Os rankings das escolas fazem parte das rotinas do ano escolar. Isto arrasta duas consequências. A primeira é que, de ano para ano, vão surgindo melhorias metodológicas. A segunda é que, apesar disso, as reacções dos agentes educativos pouco variam, denunciando um debate cristalizado no que não importa – por um lado, a comparação privado/público, por outro a ilusão de que uma classificação de escolas diz algo sobre quais são as melhores escolas do país. Sim, há vida para além dos rankings. Mas, sobretudo, ficar só por estas constatações é perder de vista o real contributo dos rankings das escolas: identificar tendências, assinalar boas práticas em escolas, detectar problemas estruturais, realçar os desafios actuais do sistema educativo. Isto é, pôr um país a discutir reformas na Educação, no sentido de a melhorar. E é essa oportunidade que, anualmente, muitos dos agentes educativos em Portugal deitam a perder.

Os rankings não são um ponto de chegada, nem o culminar de um debate. São, sim, o ponto de partida para uma conversa séria sobre um conjunto de problemas que vão ao coração do sistema e que pouco se discutem. Vai uma lista? Um: a prática reiterada das retenções nas escolas – quanto mais tempo vão as escolas apostar numa prática que se sabe ineficiente para as aprendizagens dos alunos? Dois: o falhanço estrutural de um sistema educativo incapaz de proporcionar igualdade de oportunidades, uma vez que a escola não consegue superar o peso do perfil socioeconómico dos alunos no seu percurso escolar – afinal, que meios faltam às escolas para puxar os alunos desfavorecidos para cima? Três: o modelo de acesso ao ensino superior, que não somente amarra o ensino secundário à obsessão pelas notas como estabelece tratamentos desiguais entre alunos (há escolas que inflacionam as notas de avaliação interna e outras que penalizam demasiado os seus alunos) – então, que alternativas existem? Quatro: as discrepâncias regionais, que elevam o litoral e afundam o interior do país: os resultados dos alunos nos centros urbanos e no litoral são significativamente superiores aos do interior – assim sendo, como ajudar as escolas do interior a melhorar, sabendo que isso é determinante para fixar população? Cinco: as diferenças de qualidade no funcionamento das escolas: afinal, mesmo entre escolas vizinhas e que servem a mesma população, os resultados diferem – como ajudar as escolas que estão a falhar? Seis: as regras das matrículas, que reproduzem as desigualdades sociais por via da residência (quem mora num bairro “bom” tem uma escola “boa”, quem está num bairro “mau” tem uma escola “má”) – como alterar esses critérios, no sentido de proporcionar aos jovens desfavorecidos acesso a escolas que realmente os ajudem?
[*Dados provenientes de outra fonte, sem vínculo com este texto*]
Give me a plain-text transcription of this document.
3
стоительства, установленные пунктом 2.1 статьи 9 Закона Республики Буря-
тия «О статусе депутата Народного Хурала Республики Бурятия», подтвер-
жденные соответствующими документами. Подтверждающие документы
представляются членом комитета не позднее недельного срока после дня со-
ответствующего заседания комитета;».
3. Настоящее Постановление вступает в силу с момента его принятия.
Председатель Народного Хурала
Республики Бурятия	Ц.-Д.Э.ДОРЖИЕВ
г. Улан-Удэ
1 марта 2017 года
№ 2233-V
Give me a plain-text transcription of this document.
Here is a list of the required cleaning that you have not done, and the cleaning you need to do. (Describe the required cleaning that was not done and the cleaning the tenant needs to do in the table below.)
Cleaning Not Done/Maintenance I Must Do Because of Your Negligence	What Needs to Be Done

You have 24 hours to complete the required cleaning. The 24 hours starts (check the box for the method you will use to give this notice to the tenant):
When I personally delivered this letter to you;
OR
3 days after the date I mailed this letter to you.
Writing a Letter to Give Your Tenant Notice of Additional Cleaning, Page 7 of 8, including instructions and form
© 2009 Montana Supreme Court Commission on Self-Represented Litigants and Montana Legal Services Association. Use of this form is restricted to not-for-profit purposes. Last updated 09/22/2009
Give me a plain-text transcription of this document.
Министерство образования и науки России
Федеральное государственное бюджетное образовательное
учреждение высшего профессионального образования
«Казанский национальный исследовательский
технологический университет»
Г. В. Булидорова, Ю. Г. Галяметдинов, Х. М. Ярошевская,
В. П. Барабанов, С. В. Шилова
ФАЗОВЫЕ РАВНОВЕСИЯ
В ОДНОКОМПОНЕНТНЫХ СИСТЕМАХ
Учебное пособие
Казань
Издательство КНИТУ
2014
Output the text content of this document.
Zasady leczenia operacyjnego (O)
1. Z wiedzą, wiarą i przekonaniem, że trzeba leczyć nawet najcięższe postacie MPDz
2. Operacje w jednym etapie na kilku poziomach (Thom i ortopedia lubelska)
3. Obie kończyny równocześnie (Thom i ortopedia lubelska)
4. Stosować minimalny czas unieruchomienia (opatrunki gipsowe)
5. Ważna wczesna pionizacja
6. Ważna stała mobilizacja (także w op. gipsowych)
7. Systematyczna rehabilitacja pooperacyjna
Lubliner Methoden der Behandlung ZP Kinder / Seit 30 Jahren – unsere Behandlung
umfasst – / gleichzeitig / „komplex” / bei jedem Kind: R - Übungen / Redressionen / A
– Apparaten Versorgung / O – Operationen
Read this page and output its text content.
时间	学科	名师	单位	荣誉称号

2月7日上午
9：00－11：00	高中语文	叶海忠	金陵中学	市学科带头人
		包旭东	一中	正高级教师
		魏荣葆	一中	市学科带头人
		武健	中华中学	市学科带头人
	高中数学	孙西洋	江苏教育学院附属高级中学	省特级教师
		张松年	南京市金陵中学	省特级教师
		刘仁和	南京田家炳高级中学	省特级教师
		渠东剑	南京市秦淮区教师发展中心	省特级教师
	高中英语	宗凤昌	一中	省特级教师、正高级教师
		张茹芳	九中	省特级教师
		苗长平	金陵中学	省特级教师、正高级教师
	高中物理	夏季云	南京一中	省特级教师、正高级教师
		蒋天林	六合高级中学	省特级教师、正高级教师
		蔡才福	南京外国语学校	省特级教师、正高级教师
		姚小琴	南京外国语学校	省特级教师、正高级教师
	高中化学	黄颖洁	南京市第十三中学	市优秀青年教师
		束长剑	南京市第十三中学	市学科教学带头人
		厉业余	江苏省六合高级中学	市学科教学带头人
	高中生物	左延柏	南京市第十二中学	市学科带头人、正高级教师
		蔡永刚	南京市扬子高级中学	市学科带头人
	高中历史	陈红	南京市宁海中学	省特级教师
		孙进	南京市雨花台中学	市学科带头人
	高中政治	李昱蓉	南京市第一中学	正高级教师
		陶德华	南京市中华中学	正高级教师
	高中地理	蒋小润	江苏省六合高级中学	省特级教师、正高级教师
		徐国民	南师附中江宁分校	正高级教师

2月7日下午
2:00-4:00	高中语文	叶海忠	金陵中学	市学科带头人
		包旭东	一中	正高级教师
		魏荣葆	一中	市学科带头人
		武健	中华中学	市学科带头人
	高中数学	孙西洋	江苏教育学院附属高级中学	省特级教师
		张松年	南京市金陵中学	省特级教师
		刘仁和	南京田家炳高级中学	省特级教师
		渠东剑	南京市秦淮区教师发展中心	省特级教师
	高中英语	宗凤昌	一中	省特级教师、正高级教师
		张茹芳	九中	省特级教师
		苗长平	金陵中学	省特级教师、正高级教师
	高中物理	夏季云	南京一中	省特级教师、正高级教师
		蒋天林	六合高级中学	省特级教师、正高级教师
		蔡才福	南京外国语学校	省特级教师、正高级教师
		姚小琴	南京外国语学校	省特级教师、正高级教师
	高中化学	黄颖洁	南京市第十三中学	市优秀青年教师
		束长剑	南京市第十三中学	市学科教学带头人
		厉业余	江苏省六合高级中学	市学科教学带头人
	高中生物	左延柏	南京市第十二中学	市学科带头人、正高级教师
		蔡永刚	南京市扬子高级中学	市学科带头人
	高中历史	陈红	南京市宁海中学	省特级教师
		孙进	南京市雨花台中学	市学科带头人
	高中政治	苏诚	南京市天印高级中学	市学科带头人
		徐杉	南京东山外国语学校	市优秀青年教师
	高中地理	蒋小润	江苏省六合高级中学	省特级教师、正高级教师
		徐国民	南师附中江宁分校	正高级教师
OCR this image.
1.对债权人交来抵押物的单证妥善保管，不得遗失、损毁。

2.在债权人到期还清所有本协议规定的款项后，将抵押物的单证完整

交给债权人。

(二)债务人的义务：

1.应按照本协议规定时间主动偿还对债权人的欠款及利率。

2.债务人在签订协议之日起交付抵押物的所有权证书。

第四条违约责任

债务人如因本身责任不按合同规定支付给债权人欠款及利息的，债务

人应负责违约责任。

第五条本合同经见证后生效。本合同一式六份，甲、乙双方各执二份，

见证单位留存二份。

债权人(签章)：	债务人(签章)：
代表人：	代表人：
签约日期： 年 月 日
São muitas questões, haveria outras mais, e todas são difíceis. Mas também todas têm resposta. Veja-se, por exemplo, o caso das discrepâncias regionais. Sabe-se que os alunos das áreas mais interiores do país têm, em média, desempenhos mais fracos do que os alunos que estão no litoral e nas zonas urbanas. Sabe-se ainda que, em média, o perfil socioeconómico das famílias no interior é mais baixo do que no litoral – o que, lembrando o peso que a dimensão social tem, ajuda em parte a explicar os resultados. Mas sabe-se também que, nas escolas do interior, há menor percentagem de professores do quadro, indicando maior instabilidade na composição das equipas pedagógicas. E sabe-se ainda que, em média, os professores que vão para as escolas do interior têm menos anos de experiência e graduações mais baixas. Isto é, que em média os professores mais qualificados escolhem instalar-se nas zonas urbanas e no litoral, ficando o interior do país como “sobra” para quem luta por uma vaga nos concursos nacionais. Que conclusão? Fica claro que, sendo o papel do professor fundamental para o sucesso escolar, as escolas do interior precisam que lhes dêem autonomia e ferramentas para atrair professores mais experientes, mais motivados, mais qualificados para lidar com uma população jovem que, comparativamente ao resto do país, precisa muito que a escola sirva de elevador social. Dito de forma directa: enquanto vigorar o actual modelo centralizado de concurso de colocação de professores, muitas das desigualdades regionais manter-se-ão tal como estão.

Lá está: as questões acima são difíceis e as respostas impõem (muitas vezes) reformas estruturais. E, claro, não se resolvem criticando duramente os rankings, rejeitando utilidade na informação que prestam, ou defendendo mesmo a sua abolição. Com cerca de 15 anos de rankings das escolas e indicadores cada vez mais fiáveis e informativos, já está na hora de se dar o passo em frente: em vez de olhar para os rankings como ponto de chegada, ver neles um ponto de partida para pais, professores e agentes educativos discutirem políticas públicas de educação. Discussões que, em Portugal, continuam a ser demasiado raras e pouco participadas. E não é por falta de informação – é mesmo por faltar quem as queira ter.